Forty thousand basalt columns on the North Antrim coast. The most organized thing on the shore was our armor. Ji'ana Fenix and HK7335. No one had any questions.

FIELD NOTES

Ji'ana Fenix

3/24/20261 min read

Armor Field Note: Giant's Causeway, County Antrim, Northern Ireland

The hexagonal basalt columns stretch toward the Atlantic like ancient Mandalorian armor plating, each one fitted perfectly to its neighbors.

Sixty million years of geological patience created what appears to be a fortress floor designed by someone who understood structural integrity. The National Trust rangers patrol these formations with the dedication of temple guards, directing civilian foot traffic along designated pathways with clipboard authority. Their concern for visitor safety is admirable, though watching tourists navigate wet basalt in sneakers while I maintain perfect footing in mag-locked boots provides ongoing entertainment.

The coastal wind carries salt spray that would corrode lesser metals, but my armor's weatherproofing holds against Atlantic conditions that have tourists clutching their jackets. Several families attempt group photographs on the lower formations, parents frantically grabbing children who treat the geometric stones like playground equipment. One ranger approaches to discuss "appropriate visitor behavior" – apparently my stillness while others slip and slide registers as suspicious rather than sensible.

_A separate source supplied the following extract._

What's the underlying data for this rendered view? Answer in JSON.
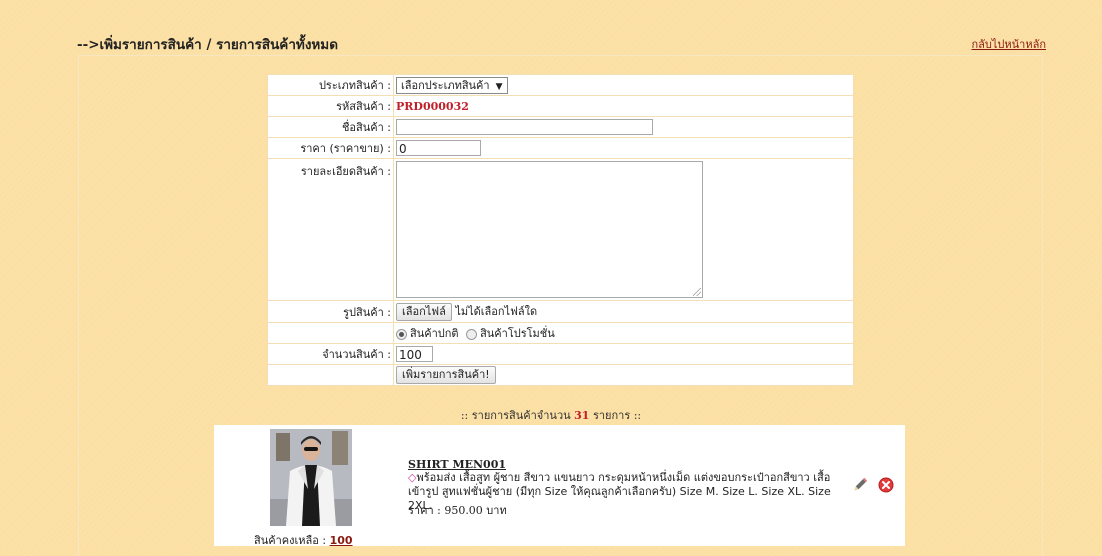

The geological formation tells a story of volcanic violence and patient cooling, forces that would have impressed the ancient Mandalorians who understood that the strongest foundations emerge from the harshest conditions. Forty thousand interlocking columns, each one supporting the others, each one essential to the whole's integrity. The symbolism isn't lost on me, though it appears completely invisible to the Instagram photographers balancing precariously on edges while rangers shout warnings.

A UNESCO World Heritage designation seems appropriate for something that demonstrates such architectural precision, even if nature accomplished what took no blueprints, no foundries, no beskar forges. The local mythology credits giants with the construction, which shows more imagination than geological surveys but considerably less accuracy.

Standing among stone columns that have weathered six hundred times longer than my armor has existed puts certain things in perspective.